スーザン・ブラックモアの本を読むのはこれで3冊目。和訳のある中ではいちばん古い本です。既に絶版で古本でしか入手できません。しかし、これは良い本でした。臨死体験についてあまり世には知られてない話が書かれています。

現代科学はどこまで臨死体験を説明できるか。「死後の生説」「脳内現象説」など、20年間にわたって論議されてきた様々な学説を紹介し、科学的に、心理学の立場から臨死体験の解明をはかる。


臨死体験というものには、文化や宗教、人種を超えて、一定のパターンがあるように見受けられます。そして、それを根拠に、死後の世界の存在を主張する人たちがいる。けれどこの本では、臨死体験特有のパターン、例えば「光のトンネルを抜ける」「安らかな気分になる」「体の外に抜け出す」「走馬灯を見る」などについて、それぞれ、それがなぜ起きるのかを「科学的に」解き明かしてしまいます。

そして、それが仮説に留まらないのです。実際に、死への接近の仕方、心臓麻痺なのか、溺れたのか、交通事故か、それによって、臨死体験のパターンが似たものになるケースが多いことも、この本では報告されています。

例えば光のトンネルは、大脳皮質視覚野が酸欠状態になり脱抑制が引き起こされたときにのみ、見ることができる。
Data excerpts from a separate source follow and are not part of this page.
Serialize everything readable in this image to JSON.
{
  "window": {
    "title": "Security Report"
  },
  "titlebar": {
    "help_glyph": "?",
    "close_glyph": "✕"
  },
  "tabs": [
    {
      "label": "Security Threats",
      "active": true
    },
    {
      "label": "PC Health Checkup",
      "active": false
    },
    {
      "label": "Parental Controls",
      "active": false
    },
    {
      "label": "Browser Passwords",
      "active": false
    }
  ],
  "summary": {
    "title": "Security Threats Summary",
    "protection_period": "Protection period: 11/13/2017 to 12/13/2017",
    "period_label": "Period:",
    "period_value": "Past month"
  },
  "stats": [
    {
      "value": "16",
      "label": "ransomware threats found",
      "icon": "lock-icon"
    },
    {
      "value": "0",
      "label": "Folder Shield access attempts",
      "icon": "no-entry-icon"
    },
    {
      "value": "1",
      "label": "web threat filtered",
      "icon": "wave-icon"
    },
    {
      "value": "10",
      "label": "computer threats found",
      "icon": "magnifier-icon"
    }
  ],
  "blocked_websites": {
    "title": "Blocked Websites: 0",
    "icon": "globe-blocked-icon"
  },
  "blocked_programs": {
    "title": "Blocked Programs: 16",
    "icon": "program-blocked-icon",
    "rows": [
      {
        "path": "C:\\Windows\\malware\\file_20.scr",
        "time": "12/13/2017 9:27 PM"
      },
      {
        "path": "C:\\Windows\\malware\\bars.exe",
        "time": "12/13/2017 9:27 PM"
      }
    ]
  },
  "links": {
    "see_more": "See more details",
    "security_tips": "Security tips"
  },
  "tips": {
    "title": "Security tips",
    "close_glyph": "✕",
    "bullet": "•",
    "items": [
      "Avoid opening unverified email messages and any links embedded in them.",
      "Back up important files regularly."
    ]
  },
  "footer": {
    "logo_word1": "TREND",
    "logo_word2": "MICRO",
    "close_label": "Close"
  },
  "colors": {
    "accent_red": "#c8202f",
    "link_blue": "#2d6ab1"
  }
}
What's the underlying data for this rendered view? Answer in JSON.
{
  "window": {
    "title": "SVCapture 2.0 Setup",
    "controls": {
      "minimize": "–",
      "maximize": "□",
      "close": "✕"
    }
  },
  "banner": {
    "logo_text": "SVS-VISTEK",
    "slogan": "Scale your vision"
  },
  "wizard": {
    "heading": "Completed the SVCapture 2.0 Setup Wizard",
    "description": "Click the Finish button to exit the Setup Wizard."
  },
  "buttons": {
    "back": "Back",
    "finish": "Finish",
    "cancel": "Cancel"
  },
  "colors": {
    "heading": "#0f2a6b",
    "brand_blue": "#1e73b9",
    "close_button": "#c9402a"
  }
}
脳溢血で臨死状態になった人からは光のトンネルは報告されない。例えば自殺未遂者は走馬灯を見ていないという研究がある。そういったことが、なぜそうなるのかという科学的仮説と共に示される。

このように実際の統計と説得力ある仮説を同時に提示されて、ぼくは、これはきっと本当にそうなのだろうと思いました。ぐっと、臨死体験については意見が科学寄りに傾いた。なにやらよくわからないあの世の存在を仮定しなくても、なぜ臨死体験が一定のパターンを見せるのかは、ほとんど全て説明できてしまうのです。ならば、そんな仮定を必要としない説のほうを取るのは、当然ですよね? (もちろん「だから来世は存在しない」とは言えませんが。臨死体験は脳内現象だから来世がない、ということは言えません。来世の存在は臨死体験を根拠には説明できない、というだけです)


この本には、先に読んだより新しい2冊の本よりも、スーザンの人間観・世界観がはっきりと示されています。それでわかった。彼女は、臨死体験や人間の意識の研究を別個にやっていたのではなかったのです。自分の人間観・世界観の正しさを証明するために、臨死体験からアプローチし、次に少し角度を変えて人間の意識からアプローチした。そういうことなのでしょう。彼女の求める真実、根底に流れるテーマはずっとそれなのです。そしてぼくがまだ読んでいない『ミーム・マシーンとしての私』も、おそらく同じなのだろうと思います。

その彼女の人間観・世界観は、ぼくの抱いているそれに非常に近い。ぼくは今まで、こういう考え方をする人は自分以外に会ったことがありませんでした。しかしこの本によって非常に勇気づけられた。そんなふうに世界を見ている人は確かにいるのだと。まぁ英語わかんないので手紙書いたりはしませんが(笑)、なんというか、ちょっとホッとする感じです。

じゃあそれってどんなんだよ!って話しはいずれそのうちにw まぁこの本買って読めばだいたいわかりますけどね。